My board is powered by 3.3V, while PIC's programming voltage is 4.5-5V. This means I need to isolate normal CPU VDD from VDD coming from the programmer (ICD2).

I can feed VDD via a schottky but this means I will drop 100-200 mV on VDD during normal operation. The voltage drop will also change all the time since it's current dependant.

It seems very stupid to me that I need 5V on VDD to program PIC which was designed to run on low voltages (2-3V).

Any ideas how can I isolate VDD on board from 5V_VDD coming from the flash programmer without using this diode?
 
jackab said:
I'm trying to arrange ICSP for PIC16F914.

My board is powered by 3.3V, while PIC's programming voltage is 4.5-5V. This means I need to isolate normal CPU VDD from VDD coming from the programmer (ICD2).

I can feed VDD via a schottky but this means I will drop 100-200 mV on VDD during normal operation. The voltage drop will also change all the time since it's current dependant.

It seems very stupid to me that I need 5V on VDD to program PIC which was designed to run on low voltages (2-3V).

Any ideas how can I isolate VDD on board from 5V_VDD coming from the flash programmer without using this diode?
You can't program PIC @ 3.3V with ICD2 due to different voltage levels. It's stated in ICD2 manual. PERIOD.

Maybe you can place a simple jumper to switch VDD to 5V and MCLR to ICD durring program time.
 
no problem, I undestand that neither PIC16F914 nor ICD2 support low-voltage programming.
I'm just trying to build a low-votage board which can be programmed kind of a plug-and-play way without messing with jumpers during dubug and maintanace.
 
But you can try it, maybe ICD2's inputs are 3.3V tolerant and the LOW voltage PIC's diodes will clamp the voltage from 5V to 3.3V and it will work. Ofcourse PIC will have to be board powered and something should also be done do MCLR circuit...
 
i just checked programming specification where it is said:

1. High programming voltage is generated internally.
2. Read/write operations voltage 2.0-5.5V; bulk erase voltage 4.5-5.5V

It is interesting that flash erase voltage is much higher than the programming one.

I'll try to check it tomorrow with the micro tech support.
 
jackab said:
i just checked programming specification where it is said:

1. High programming voltage is generated internally.
2. Read/write operations voltage 2.0-5.5V; bulk erase voltage 4.5-5.5V

It is interesting that flash erase voltage is much higher than the programming one.

I'll try to check it tomorrow with the micro tech support.
OK, according to your info it is impossible to program PIC below 4.5V. Interesting :roll: ...
 
I suspect one of the problems programming PIC devices at 3.3v is that software for most programmers wants to perform a bulk erase/chip erase operation (which requires 4.5-5.5v) before writing code, data, idloc, and config areas on the target...
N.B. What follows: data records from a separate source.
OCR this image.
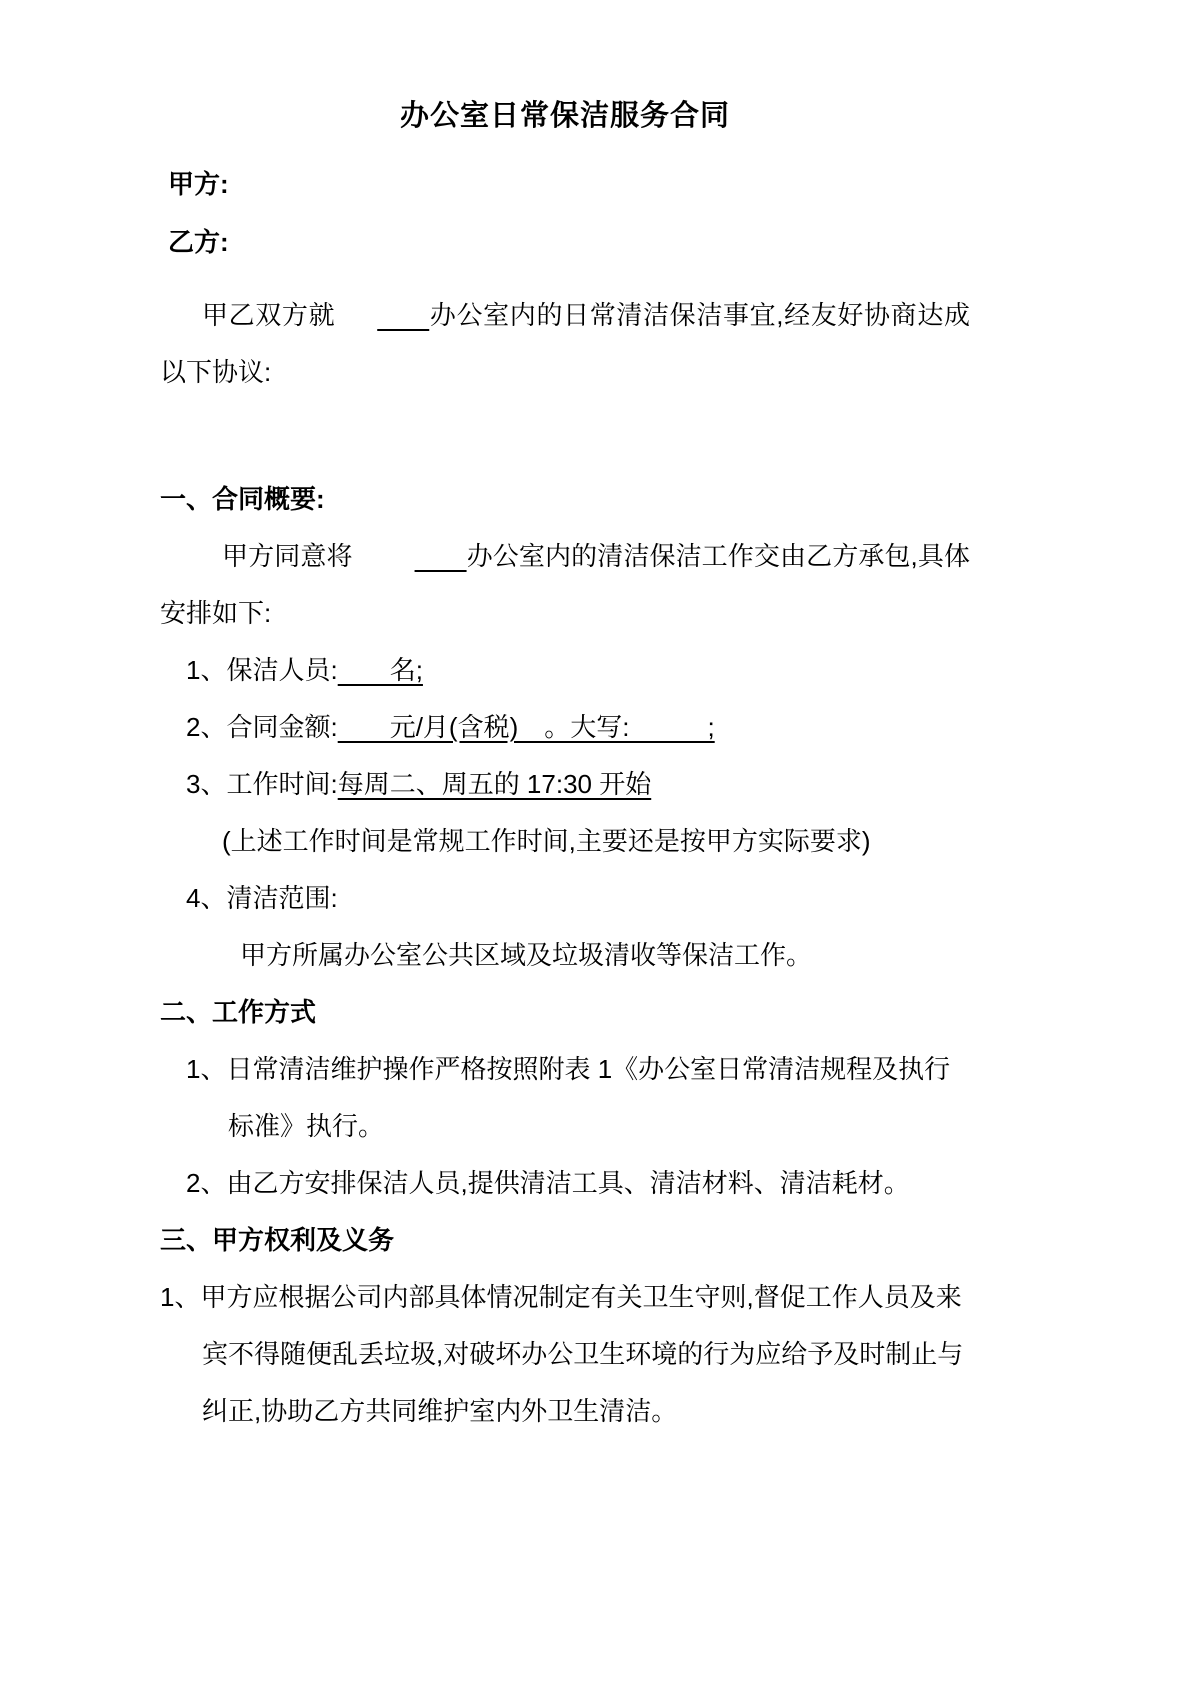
办公室日常保洁服务合同

甲方:

乙方:

甲乙双方就　　	办公室内的日常清洁保洁事宜,经友好协商达成以下协议:

一、合同概要:

甲方同意将　　	办公室内的清洁保洁工作交由乙方承包,具体安排如下:

1、保洁人员:　　名;

2、合同金额:　　元/月(含税)　。大写:　　　;

3、工作时间:每周二、周五的 17:30 开始

(上述工作时间是常规工作时间,主要还是按甲方实际要求)

4、清洁范围:

甲方所属办公室公共区域及垃圾清收等保洁工作。

二、工作方式

1、日常清洁维护操作严格按照附表 1《办公室日常清洁规程及执行标准》执行。

2、由乙方安排保洁人员,提供清洁工具、清洁材料、清洁耗材。

三、甲方权利及义务

1、甲方应根据公司内部具体情况制定有关卫生守则,督促工作人员及来宾不得随便乱丢垃圾,对破坏办公卫生环境的行为应给予及时制止与纠正,协助乙方共同维护室内外卫生清洁。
My melabs Serial Programmer has a "low voltage erase" option which will use the "row erase" sequence instead of bulk erase/chip erase sequence, but this "row erase" capability is not available on all PICs...

Regards, Mike
 
Feed the pic trough a fet with a low RDSon.
if you use a fet with only a few milliohm resistance then almost no voltage will drop over it. For programming just design a cicruit that opens the fet when you plug your icsp plug in.